There are several ways to finance a second property. In addition to a second mortgage, you can also choose to use the equity in your first home. In that case, the mortgage is increased so the second property can also be financed. With some mortgage providers, you'll need to list the second property as additional collateral for the mortgage.

4. A second home to rent out

If you decide to buy a second home to rent out, there are many things to keep in mind. A second home isn't cheap. Where you might pay 2% interest on your mortgage debt for your first home, a second mortgage or a buy-to-let mortgage will often be double that.

For a second home worth €200,000, partly financed with a mortgage of €140,000 at 4% interest, you'll pay €5,600 per year in mortgage interest. If you can then rent that property out for €850 per month, the rental income adds up to €10,200 per year. With no other costs, the second home would net you €4,600 per year.

Unfortunately, a second home comes with quite a few other costs. The second property falls into Box 3 for tax purposes, which means you pay a wealth tax on it. You pay this tax only on the property value minus the mortgage.

In this example, that means you pay tax on the €60,000 (€200,000 minus €140,000) financed with your own funds. At a rate of 1.34%, you'd pay €804 per year in wealth tax. That leaves €3,796 from the €4,600 profit, but you're still not done. As a homeowner you also deal with local taxes, and as a landlord you're responsible for any maintenance costs.

In short, the annual profit from renting out the property can turn out lower than you initially expect. It's therefore important to research what it will actually yield and what the pitfalls of renting out are before making an investment.

5. Mortgage interest deduction for a second home

When you buy a second home and take out a second mortgage, you are not entitled to mortgage interest deduction as you are with your first mortgage.

The mortgage interest deduction only applies to the home you actually live in. This makes it a more expensive mortgage, since the government treats it as a consumer loan. On the other hand, any rental income you earn from the property is not taxed, which can make it financially attractive.

6. The mortgage for a second home

When you buy a second property for rental, recreation, or as an investment, you need to arrange financing. Only a small portion of Dutch people with a second home buy it entirely with their own funds. The majority take out a (second) mortgage to finance (part of) the second property. The financing options vary and depend in part on the financing of your first home.

Financing a second home is often more difficult than a first. Mortgage providers will set stricter requirements for your finances. You will also often need to contribute some of your own funds to make the financing work. That's why a second home isn't within reach for everyone. To find out what's possible for your situation, you can speak with an independent mortgage advisor.
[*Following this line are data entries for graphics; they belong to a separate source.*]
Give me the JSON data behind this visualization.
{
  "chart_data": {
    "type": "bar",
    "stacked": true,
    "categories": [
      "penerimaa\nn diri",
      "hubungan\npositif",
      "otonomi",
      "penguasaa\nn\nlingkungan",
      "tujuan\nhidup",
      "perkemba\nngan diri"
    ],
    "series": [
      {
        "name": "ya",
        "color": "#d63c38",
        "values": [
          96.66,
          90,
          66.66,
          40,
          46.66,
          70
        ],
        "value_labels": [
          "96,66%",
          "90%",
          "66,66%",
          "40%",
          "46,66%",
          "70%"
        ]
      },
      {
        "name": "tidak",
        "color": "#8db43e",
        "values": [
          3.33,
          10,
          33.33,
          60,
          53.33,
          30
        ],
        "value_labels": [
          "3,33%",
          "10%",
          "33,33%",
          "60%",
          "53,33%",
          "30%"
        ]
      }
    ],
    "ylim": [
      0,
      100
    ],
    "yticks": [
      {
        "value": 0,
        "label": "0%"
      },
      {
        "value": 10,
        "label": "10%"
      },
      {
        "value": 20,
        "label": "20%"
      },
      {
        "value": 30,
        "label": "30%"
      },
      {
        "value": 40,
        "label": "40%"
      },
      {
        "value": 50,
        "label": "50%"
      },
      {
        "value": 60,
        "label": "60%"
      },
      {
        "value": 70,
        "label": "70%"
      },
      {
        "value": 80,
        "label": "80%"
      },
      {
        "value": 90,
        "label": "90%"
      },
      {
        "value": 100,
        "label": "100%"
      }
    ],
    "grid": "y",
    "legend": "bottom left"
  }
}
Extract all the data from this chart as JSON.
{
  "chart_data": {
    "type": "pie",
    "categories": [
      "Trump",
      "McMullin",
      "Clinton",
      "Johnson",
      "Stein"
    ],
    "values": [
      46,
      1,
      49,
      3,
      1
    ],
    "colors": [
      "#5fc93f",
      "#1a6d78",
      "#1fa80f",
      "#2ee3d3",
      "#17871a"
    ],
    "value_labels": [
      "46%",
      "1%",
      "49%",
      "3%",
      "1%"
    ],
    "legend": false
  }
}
Some banks offer a special mortgage for recreational properties. SNS Bank and BLG Wonen are among the providers where you can take out such a mortgage. The recreational property does need to meet various requirements. The property must be located in the Netherlands, must not be movable, and must be designated as a recreational property in the local zoning plan. Rental options are also restricted with a recreational property mortgage, and you must finance at least 30% of the property's value with your own funds.

7. The pitfalls of buying a second home

Alongside all the benefits of a second home, there are definitely some things to watch out for. As mentioned earlier, the mortgage interest on a second mortgage is not tax-deductible. There can also be many problems that arise from not doing thorough enough research. This can result in the second home not being what you expected, the mortgage interest turning out higher than anticipated, and renting the property out going less smoothly than planned.

We therefore always recommend speaking with a good mortgage advisor.